Stephen Phillips signs off with what sounds like a promise to ignore his constituents if they contact him about this in future:
“I regret to have to make clear that I will not in future be responding to campaigns run by what purports to be, but what to me is evidently not, a non-political campaigning organisation which I firmly believe is misleading you all.”
Presumably he thinks that is the luxury of Conservative MPs in safe seats. Last year, Left Foot Forward reported the efforts of Dominic Raab, one of the few Conservative MPs to have an even safer seat, to ignore messages from constituents who belong to 38 Degrees. Even Guido described this episode as leaving Dominic Raab looking “rather stupid”; it will be interesting to see whether Phillips fares any better.
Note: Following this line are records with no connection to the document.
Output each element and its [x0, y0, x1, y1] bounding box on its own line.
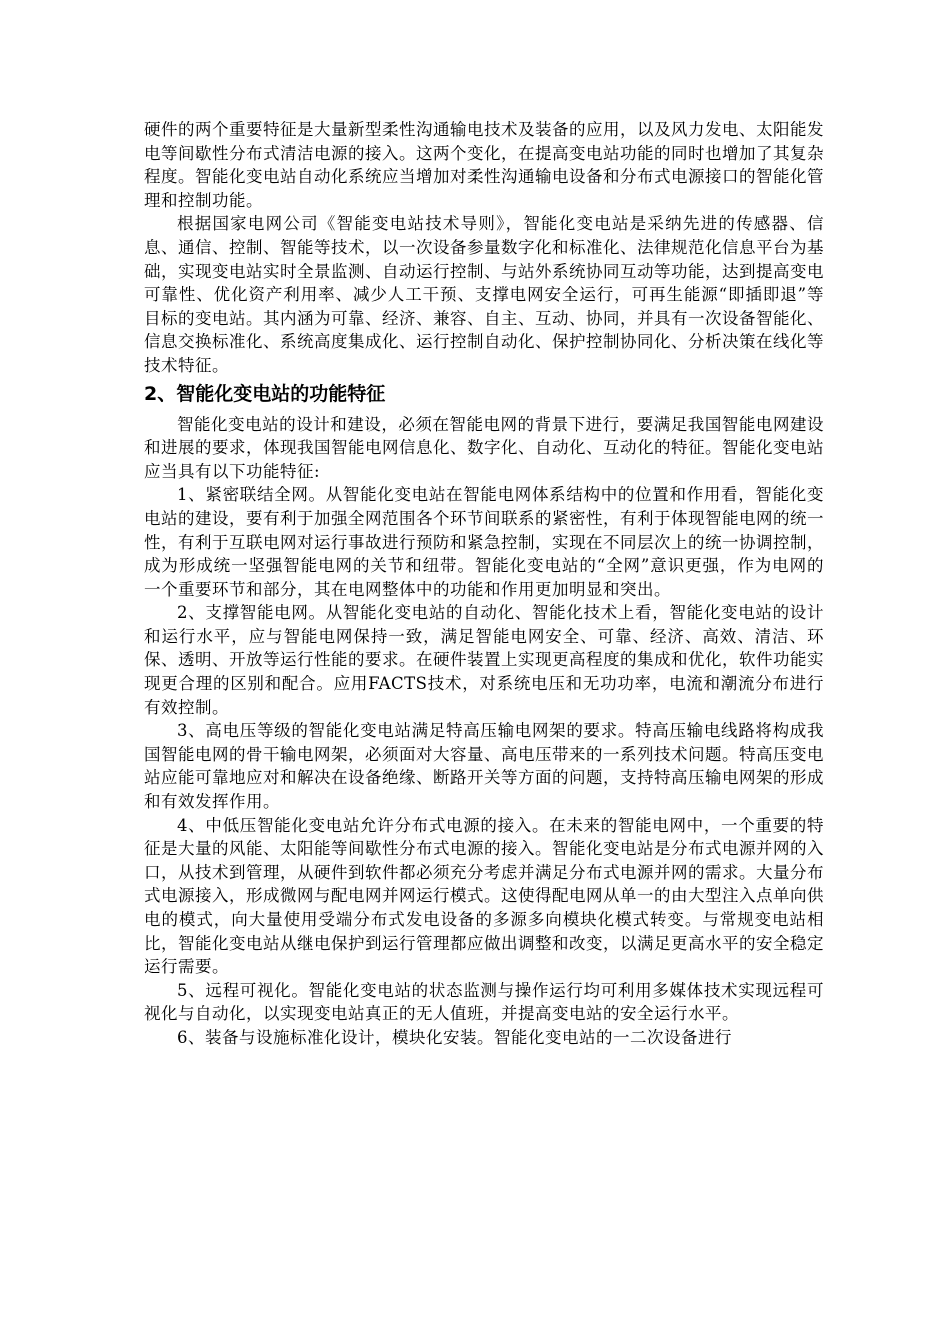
paragraph: 2、支撑智能电网。从智能化变电站的自动化、智能化技术上看，智能化变电站的设计和运行水平，应与智能电网保持一致，满足智能电网安全、可靠、经济、高效、清洁、环保、透明、开放等运行性能的要求。在硬件装置上实现更高程度的集成和优化，软件功能实现更合理的区别和配合。应用FACTS技术，对系统电压和无功功率，电流和潮流分布进行有效控制。	[144, 603, 824, 717]
paragraph: 4、中低压智能化变电站允许分布式电源的接入。在未来的智能电网中，一个重要的特征是大量的风能、太阳能等间歇性分布式电源的接入。智能化变电站是分布式电源并网的入口，从技术到管理，从硬件到软件都必须充分考虑并满足分布式电源并网的需求。大量分布式电源接入，形成微网与配电网并网运行模式。这使得配电网从单一的由大型注入点单向供电的模式，向大量使用受端分布式发电设备的多源多向模块化模式转变。与常规变电站相比，智能化变电站从继电保护到运行管理都应做出调整和改变，以满足更高水平的安全稳定运行需要。	[144, 815, 824, 977]
paragraph: 智能化变电站的设计和建设，必须在智能电网的背景下进行，要满足我国智能电网建设和进展的要求，体现我国智能电网信息化、数字化、自动化、互动化的特征。智能化变电站应当具有以下功能特征:	[144, 414, 824, 481]
paragraph: 6、装备与设施标准化设计，模块化安装。智能化变电站的一二次设备进行	[177, 1027, 732, 1047]
paragraph: 硬件的两个重要特征是大量新型柔性沟通输电技术及装备的应用，以及风力发电、太阳能发电等间歇性分布式清洁电源的接入。这两个变化，在提高变电站功能的同时也增加了其复杂程度。智能化变电站自动化系统应当增加对柔性沟通输电设备和分布式电源接口的智能化管理和控制功能。	[144, 120, 824, 210]
paragraph: 5、远程可视化。智能化变电站的状态监测与操作运行均可利用多媒体技术实现远程可视化与自动化，以实现变电站真正的无人值班，并提高变电站的安全运行水平。	[144, 980, 824, 1024]
paragraph: 3、高电压等级的智能化变电站满足特高压输电网架的要求。特高压输电线路将构成我国智能电网的骨干输电网架，必须面对大容量、高电压带来的一系列技术问题。特高压变电站应能可靠地应对和解决在设备绝缘、断路开关等方面的问题，支持特高压输电网架的形成和有效发挥作用。	[144, 721, 824, 812]
paragraph: 根据国家电网公司《智能变电站技术导则》，智能化变电站是采纳先进的传感器、信息、通信、控制、智能等技术，以一次设备参量数字化和标准化、法律规范化信息平台为基础，实现变电站实时全景监测、自动运行控制、与站外系统协同互动等功能，达到提高变电可靠性、优化资产利用率、减少人工干预、支撑电网安全运行，可再生能源“即插即退”等目标的变电站。其内涵为可靠、经济、兼容、自主、互动、协同，并具有一次设备智能化、信息交换标准化、系统高度集成化、运行控制自动化、保护控制协同化、分析决策在线化等技术特征。	[144, 214, 824, 375]
paragraph: 1、紧密联结全网。从智能化变电站在智能电网体系结构中的位置和作用看，智能化变电站的建设，要有利于加强全网范围各个环节间联系的紧密性，有利于体现智能电网的统一性，有利于互联电网对运行事故进行预防和紧急控制，实现在不同层次上的统一协调控制，成为形成统一坚强智能电网的关节和纽带。智能化变电站的“全网”意识更强，作为电网的一个重要环节和部分，其在电网整体中的功能和作用更加明显和突出。	[144, 485, 824, 599]
document-page	[144, 118, 824, 1050]
section-heading: 2、智能化变电站的功能特征	[144, 382, 386, 405]
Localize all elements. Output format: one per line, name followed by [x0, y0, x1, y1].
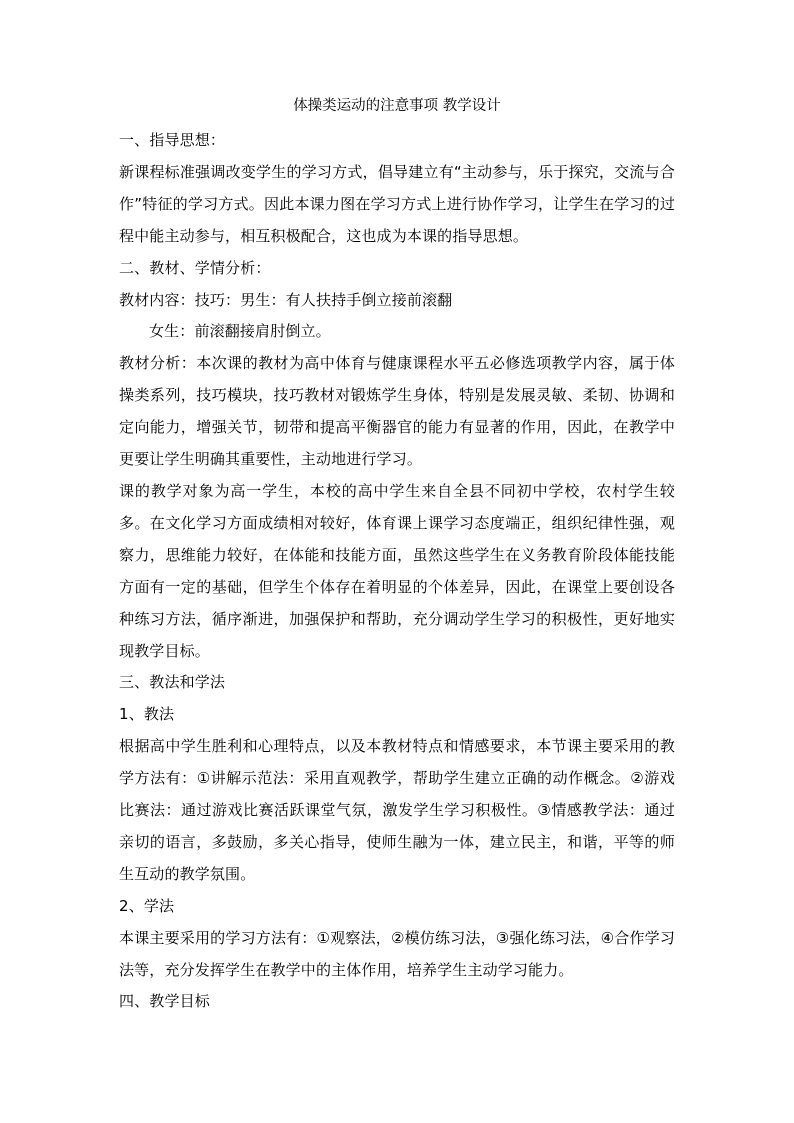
section-heading-methods: 三、教法和学法 [119, 673, 226, 692]
document-body [119, 125, 675, 1018]
paragraph-material-content-female: 女生：前滚翻接肩肘倒立。 [149, 322, 331, 341]
section-heading-guiding-thought: 一、指导思想： [119, 131, 226, 149]
subheading-teaching-methods: 1、教法 [119, 705, 175, 724]
paragraph-material-content-male: 教材内容：技巧：男生：有人扶持手倒立接前滚翻 [119, 290, 453, 309]
section-heading-material-analysis: 二、教材、学情分析： [119, 258, 271, 277]
document-title: 体操类运动的注意事项 教学设计 [293, 98, 501, 114]
paragraph-student-analysis: 课的教学对象为高一学生，本校的高中学生来自全县不同初中学校，农村学生较多。在文化学习方面成绩相对较好，体育课上课学习态度端正，组织纪律性强，观察力，思维能力较好，在体能和技能方面，虽然这些学生在义务教育阶段体能技能方面有一定的基础，但学生个体存在着明显的个体差异，因此，在课堂上要创设各种练习方法，循序渐进，加强保护和帮助，充分调动学生学习的积极性，更好地实现教学目标。 [119, 481, 675, 660]
paragraph-material-analysis: 教材分析：本次课的教材为高中体育与健康课程水平五必修选项教学内容，属于体操类系列，技巧模块，技巧教材对锻炼学生身体，特别是发展灵敏、柔韧、协调和定向能力，增强关节，韧带和提高平衡器官的能力有显著的作用，因此，在教学中更要让学生明确其重要性，主动地进行学习。 [119, 354, 675, 469]
paragraph-learning-methods: 本课主要采用的学习方法有：①观察法，②模仿练习法，③强化练习法，④合作学习法等，充分发挥学生在教学中的主体作用，培养学生主动学习能力。 [119, 928, 675, 979]
subheading-learning-methods: 2、学法 [119, 896, 175, 915]
paragraph-teaching-methods: 根据高中学生胜利和心理特点，以及本教材特点和情感要求，本节课主要采用的教学方法有：①讲解示范法：采用直观教学，帮助学生建立正确的动作概念。②游戏比赛法：通过游戏比赛活跃课堂气氛，激发学生学习积极性。③情感教学法：通过亲切的语言，多鼓励，多关心指导，使师生融为一体，建立民主，和谐，平等的师生互动的教学氛围。 [119, 737, 675, 883]
section-heading-teaching-goals: 四、教学目标 [119, 992, 210, 1011]
document-page [119, 0, 675, 1123]
paragraph-guiding-thought: 新课程标准强调改变学生的学习方式，倡导建立有“主动参与，乐于探究，交流与合作”特征的学习方式。因此本课力图在学习方式上进行协作学习，让学生在学习的过程中能主动参与，相互积极配合，这也成为本课的指导思想。 [119, 162, 675, 245]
18 Responses to “Guido swallows Tory MP’s NHS spin”
Lescromps
RT @BendyGirl: RT @leftfootfwd: Guido swallows Tory MP’s NHS spin http://t.co/66QTEfn
TheCreativeCrip
RT @BendyGirl: RT @leftfootfwd: Guido swallows Tory MP’s NHS spin http://t.co/66QTEfn
Botzarelli
On the competition law point.
1. The 38 degrees response is weak – even without “recent” reforms competition law applied, the difference in the Bill is that it removes the scope for arguing that NHS Trusts (etc) are not undertakings. That scope is very limited but has not been tested because the OFT was reluctant to expand its practical jurisdiction into the NHS and bottled out of doing so when the Competition Appeal Tribunal rejected its stance in the Bettercare case. Is there really a public benefit to making abusive conduct by the NHS which may harm patients, the taxpayer and suppliers harder to control?
http://bit.ly/o0ot7K
2. Is the application of competition law to the NHS really such a terribly bad thing? The problem in the utilities is not the application of competition law but the fact that the regulators have been so unwilling to apply competition law. Competition law is a mechanism for ensuring consumer benefit. Obviously the idea of using the language of “consumers” rather than patients is unpalatable, but in the health context patients are not harmed by being considered to be consumers. They don’t pay for health services so the only grounds for assessing consumer benefit have to be those based on quality, timeliness and appropriateness of care.
Alex Braithwaite
RT @leftfootfwd: Guido swallows Tory MP’s NHS spin http://t.co/qmMFCS6
Leon Wolfson
Yes, it is. Competition law bleeds massive amounts in compliance and lawsuits, and the NHS now has to have the overheads for this rather than for patent care. Easily a 20-30% crunch.